Election Transparency Threatened by Lack of Resources for Key Agency
by Lukas Autenried, 8/22/2014
Impeded by a lack of resources, the Federal Election Commission (FEC) has been slow to publicly release recent campaign finance disclosures. The FEC is the independent agency charged with enforcing federal election laws and making campaign finance information available to the American people. This information is vital, particularly in the wake of recent U.S. Supreme Court decisions that gutted our campaign finance laws, and significant delays in releasing such data are of serious concern to the health of our democracy.
On May 21, the Center for Responsive Politics downloaded all FEC files for 2014 House candidates, which had to be submitted by April 15. The group was surprised to discover that information for 347 of the 703 active House candidates from the first quarter of the year was missing. When the center followed up with the FEC regarding the missing data, the group was told that the agency simply had not finished processing the filings.
These delays are the result of a more systemic problem: FEC resources have failed to keep pace with the political activity it is charged with overseeing. According to a report by the Center for Public Integrity, when adjusted for inflation, the FEC's estimated funding is the same as it was in 2003, and the commission has lost almost 50 staff members over the past seven years.
Meanwhile, spending on federal elections has skyrocketed. According to the Center for Public Integrity, between the 2005-2006 and 2010-2011 cycles, spending in a given federal election cycle rose from $2.85 billion to $6.3 billion, an increase of 120 percent. The 2014 midterm and 2016 presidential elections are expected to shatter political spending records.
Because of its resource constraints, the FEC has struggled to keep pace with the record number of political transactions it must process – 23 million in 2012 alone. The result is a major backlog in disclosure reports still awaiting review and release and a spike in the number of new reports requiring more than 30 days to process.
In addition to inadequate funding, the FEC faces three significant challenges:
- Paper Filings – The FEC has requested that Senate candidates file their reports electronically, which would reduce filing and processing costs and drastically reduce the amount of time it takes to integrate these reports into the FEC's searchable databases. This could help get campaign finance information out to Americans far more quickly. Currently, because Senate candidates file with the Secretary of the Senate, mandatory electronic filing provisions do not apply to them.
- Outdated IT – The commission's IT system is out of date. Simple things like searching for campaign vendors can be difficult, if not impossible. More alarmingly, the FEC has failed to update its IT security despite warnings from external audits that its outdated software and inadequate system patches made their systems vulnerable to cyber attacks. System breaches could erase or corrupt large amounts of data in the agency's system, causing even further delays in releasing crucial campaign finance information to the American people.
- Error Correction – Currently, FEC staff are expected to review data for errors and make corrections. But the entire onus should not be on the agency to clean up errors and omissions in the reports they receive. Instead, campaigns and committees need to take responsibility for the accuracy and completeness of their data as they prepare their filings, lessening the burden on the FEC.
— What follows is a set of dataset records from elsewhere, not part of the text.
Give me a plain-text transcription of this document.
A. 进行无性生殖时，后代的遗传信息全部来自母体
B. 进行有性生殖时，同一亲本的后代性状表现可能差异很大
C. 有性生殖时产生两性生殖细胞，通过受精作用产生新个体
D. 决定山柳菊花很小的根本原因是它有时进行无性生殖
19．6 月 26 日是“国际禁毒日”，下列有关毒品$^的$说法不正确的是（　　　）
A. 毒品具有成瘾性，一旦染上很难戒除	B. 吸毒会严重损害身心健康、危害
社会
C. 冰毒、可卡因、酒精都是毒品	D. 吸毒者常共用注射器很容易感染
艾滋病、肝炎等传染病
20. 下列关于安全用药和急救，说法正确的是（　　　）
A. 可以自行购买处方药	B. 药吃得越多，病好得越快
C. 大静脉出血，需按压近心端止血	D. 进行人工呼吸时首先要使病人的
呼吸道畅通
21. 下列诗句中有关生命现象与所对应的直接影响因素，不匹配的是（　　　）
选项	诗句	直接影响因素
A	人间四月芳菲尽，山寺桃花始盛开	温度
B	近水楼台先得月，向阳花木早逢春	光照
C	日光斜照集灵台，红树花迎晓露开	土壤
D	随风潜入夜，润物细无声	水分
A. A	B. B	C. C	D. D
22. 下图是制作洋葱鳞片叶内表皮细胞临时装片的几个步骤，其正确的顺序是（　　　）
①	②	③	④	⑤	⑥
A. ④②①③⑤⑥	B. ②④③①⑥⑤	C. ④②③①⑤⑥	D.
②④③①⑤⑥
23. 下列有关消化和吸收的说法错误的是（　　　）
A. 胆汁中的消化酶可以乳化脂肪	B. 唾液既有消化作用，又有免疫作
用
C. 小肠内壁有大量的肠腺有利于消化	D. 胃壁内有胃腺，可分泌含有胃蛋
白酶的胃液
In the absence of reasonable limits on campaign contributions, it is critical that voters know who is funding campaigns and attempting to influence their votes. As the agency responsible for providing timely, accurate campaign finance information to all Americans, the FEC must have the resources it needs to operate effectively. The continued push in the Senate to pass the DISCLOSE Act, which would further expand the disclosure mandate of the FEC to include campaign-related expenditures by 501(c) nonprofit organizations and 527 political groups, further underscores the need to empower the FEC to effectively carry out its core objectives.